A baseball (m = 149 g) approaches a bat horizontally at a speed of 43.3 m/s (97 mi/h) and is hit straight back at a speed of 49.5 m/s (111 mi/h).
If the ball is in contact with the bat for a time of 1.10 ms, what is the average force exerted on the ball by the bat?
Neglect the weight of the ball, since it is so much less than the force of the bat. Choose the direction of the incoming ball as the positive direction.
i got 836.4N which is incorrect!
i first solved for J = m * vf - m * v0 which gives the answer in m/s
but then i used: J / chng time to find the avg. Force.
I think i'm getting confused because of the units.
You have to keep in mind that when it's hit back, it's final velocity is actually NEGATIVE 49.5 m/s. The change in velocity is vf-v0, or (-49.5)-(43.3)= -92.8m/s.
The change in the ball's momentum is mass * change in velocity or 0.149Kg * 92.8m/s, which equals 13.8Kg*m/s.
Impulse is force times time, and impulse equals change in momentum, so 13.8Kg*m/s = F*0.0011s. Solving for F gives 12545N. Is that what your book/teacher says is the right answer?

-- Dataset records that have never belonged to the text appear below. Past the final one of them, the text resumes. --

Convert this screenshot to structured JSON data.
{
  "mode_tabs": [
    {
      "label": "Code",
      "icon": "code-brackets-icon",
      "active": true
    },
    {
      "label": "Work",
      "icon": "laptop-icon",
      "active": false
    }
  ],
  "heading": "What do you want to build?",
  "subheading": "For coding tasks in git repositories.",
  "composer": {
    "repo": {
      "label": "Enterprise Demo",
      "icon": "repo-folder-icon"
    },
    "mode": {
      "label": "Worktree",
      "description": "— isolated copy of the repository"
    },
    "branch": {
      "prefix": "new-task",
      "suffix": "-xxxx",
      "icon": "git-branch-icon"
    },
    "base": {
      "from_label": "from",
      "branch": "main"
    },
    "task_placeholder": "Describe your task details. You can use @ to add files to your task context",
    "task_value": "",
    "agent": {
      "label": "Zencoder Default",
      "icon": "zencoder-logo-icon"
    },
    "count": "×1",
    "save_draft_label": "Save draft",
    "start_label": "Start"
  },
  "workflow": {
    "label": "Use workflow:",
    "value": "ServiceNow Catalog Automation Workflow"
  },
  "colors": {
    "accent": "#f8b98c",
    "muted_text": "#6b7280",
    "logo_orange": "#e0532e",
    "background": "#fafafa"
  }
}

I quickly tried 49.5m/s-43.3m/s. Solving it using that delta_v gives you the answer you got, so your problem is in the signs.
Perhaps the problem is that the force is in the negative direction, so the component of the force in the positive direction is -12570.2 N?
topsquark is right, I should not have rounded an intermediate answer. If I were actually doing this problem, I'd solve it for force symbolically then let my calculator handle all the arithmetic.